When kids believe “I can take on challenging work and persist through struggles, and succeed,” that is incredibly motivating for them. That is not a mindset that I think you can develop through verbal messages, said Paul Tough, author of “Helping Children Succeed: What Works and Why.”

But their real innovations come in the challenge department. These are a lot of deeper learning style techniques, especially with their low-income students who, in other schools, often don’t get those sorts of strategies. Kids working on projects for long periods of time, working in groups – revising their work over and over again. You just do that day’s worksheets and then move on to the next one. Expeditionary Learning is demonstrating not only an effective way to teach math or English but also an effective way to build the mindsets that make kids motivated to persist, not just succeed.

You mentioned measurements. In California, the CORE districts are trying to measure learning mindsets. Our state board is trying to measure school climate and perhaps go further with questions to students about whether they feel safe or whether they feel it’s a good learning environment. What are the cautions that you would give?

It’s an important question and a fascinating time to be here. I have mixed feelings about it. You know, “How Children Succeed” is very much about calling into question accountability measures based only on the kind of standardized tests that measure cognitive skills. So I’m very much in favor of trying to expand that – expand those measurements to include all of these non-cognitive capacities and mindsets.

At the same time, we do not yet have reliable measures that can be used in a high-stakes accountability environment, especially, where their school, where their teacher is being held accountable for it.

But there are really interesting experiments going on, some of which suggest that there are lower-stakes ways to measure school climate, to measure student engagement, student motivation through things like their attendance, their behavior record, their GPA, all of which get complicated when you’re using them in accountability measures. My hope is it will push us to thinking about accountability and about assessment in a different way.

All of what you have been saying I’m sure resonates and makes sense to teachers, that we need to be looking at these other non-cognitive factors, but isn’t this like adding to the burden? A teacher – also schools – now have to focus on this other thing, which is somewhat amorphous. At least with a test, you can measure how kids are doing.

That’s all very true. To the extent that we present this to teachers as, “Do everything you are doing now, but here’s an additional responsibility to take on, and we’re gonna give you an additional test,” that’s not going to work. But when teachers are able to focus on this dimension of students’ development, it helps with test scores. It helps in all of the academic sides as well.

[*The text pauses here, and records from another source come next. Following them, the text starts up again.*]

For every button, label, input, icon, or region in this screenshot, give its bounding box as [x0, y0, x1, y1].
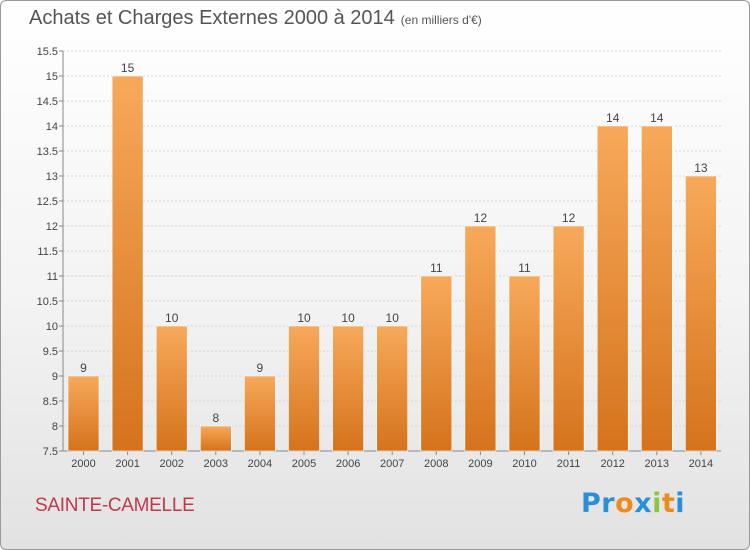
bar — [376, 325, 409, 452]
y-tick-label: 8 — [52, 421, 58, 433]
chart-title-text: Achats et Charges Externes 2000 à 2014 — [29, 7, 395, 29]
x-tick-label: 2014 — [689, 458, 713, 470]
bar-value-label: 9 — [80, 361, 87, 375]
y-tick-label: 9.5 — [43, 346, 58, 358]
y-tick-label: 10 — [46, 321, 58, 333]
x-tick-label: 2004 — [248, 458, 272, 470]
bar — [552, 225, 585, 452]
x-tick-labels: 2000 2001 2002 2003 2004 2005 2006 2007 2008 2009… — [71, 458, 713, 470]
y-tick-label: 13 — [46, 171, 58, 183]
y-tick-label: 10.5 — [37, 296, 58, 308]
x-tick-label: 2001 — [115, 458, 139, 470]
x-tick-label: 2008 — [424, 458, 448, 470]
y-tick-label: 11 — [47, 271, 58, 283]
logo-letter: o — [615, 488, 635, 519]
x-tick-label: 2012 — [600, 458, 624, 470]
y-tick-label: 9 — [52, 371, 58, 383]
chart-unit: (en milliers d'€) — [400, 13, 482, 27]
bar-value-label: 12 — [562, 211, 576, 225]
bar-value-label: 9 — [257, 361, 264, 375]
x-tick-label: 2000 — [71, 458, 95, 470]
bar-value-label: 11 — [430, 261, 443, 275]
bar — [596, 125, 629, 452]
y-tick-label: 11.5 — [37, 246, 58, 258]
y-tick-label: 7.5 — [43, 446, 58, 458]
bar — [464, 225, 497, 452]
x-tick-label: 2006 — [336, 458, 360, 470]
logo-letter: t — [661, 488, 676, 519]
bar — [332, 325, 364, 452]
x-tick-label: 2010 — [512, 458, 536, 470]
logo-letter: i — [652, 488, 662, 519]
y-tick-label: 12 — [46, 221, 58, 233]
y-tick-label: 15.5 — [37, 46, 58, 58]
bars — [67, 75, 717, 452]
x-tick-label: 2003 — [204, 458, 228, 470]
logo-letter: i — [675, 488, 686, 519]
bar-value-label: 10 — [386, 311, 400, 325]
x-tick-label: 2005 — [292, 458, 316, 470]
y-tick-label: 15 — [46, 71, 58, 83]
bar — [111, 75, 144, 452]
bar-value-label: 11 — [518, 261, 531, 275]
bar-value-label: 12 — [474, 211, 488, 225]
bar — [288, 325, 320, 452]
bar — [67, 375, 100, 452]
logo-letter: x — [634, 488, 653, 519]
bar-value-label: 8 — [212, 411, 219, 425]
x-tick-label: 2007 — [380, 458, 404, 470]
x-tick-label: 2009 — [468, 458, 492, 470]
data-labels: 9 15 10 8 9 10 10 10 11 12 11 12 14 14 13 — [80, 61, 708, 425]
bar — [200, 425, 232, 452]
bar-value-label: 10 — [341, 311, 355, 325]
chart-title: Achats et Charges Externes 2000 à 2014 (e… — [29, 7, 482, 30]
bar-value-label: 10 — [165, 311, 179, 325]
y-tick-labels: 7.5 8 8.5 9 9.5 10 10.5 11 11.5 12 12.5 13 13.5 14 14.… — [37, 46, 58, 458]
y-tick-label: 12.5 — [37, 196, 58, 208]
logo-letter: P — [581, 488, 602, 519]
x-tick-label: 2013 — [645, 458, 669, 470]
proxiti-logo: Proxiti — [581, 488, 685, 519]
y-tick-label: 8.5 — [43, 396, 58, 408]
bar-value-label: 15 — [121, 61, 135, 75]
commune-name: SAINTE-CAMELLE — [35, 495, 195, 516]
x-tick-label: 2002 — [159, 458, 183, 470]
bar — [155, 325, 188, 452]
bar — [420, 275, 453, 452]
x-tick-label: 2011 — [557, 458, 581, 470]
bar-value-label: 10 — [297, 311, 311, 325]
bar — [508, 275, 541, 452]
bar-value-label: 14 — [606, 111, 620, 125]
logo-letter: r — [601, 488, 616, 519]
bar — [685, 175, 717, 452]
y-tick-label: 14 — [46, 121, 58, 133]
y-tick-label: 13.5 — [37, 146, 58, 158]
y-tick-label: 14.5 — [37, 96, 58, 108]
bar-value-label: 14 — [650, 111, 664, 125]
bar — [640, 125, 673, 452]
bar — [244, 375, 276, 452]
bar-value-label: 13 — [694, 161, 708, 175]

A lot of teachers have an instinct that this dimension is important, but there’s not a lot of mechanisms within schools to share this knowledge. If there was a system of professional development, coaching and connection where this information is passed to and through teachers, not only would it be more meaningful for teachers but it would also be more successful for students.

* Cortisol is the primary stress hormone that, when continually produced, can lead to depression, anxiety and impairment of concentration.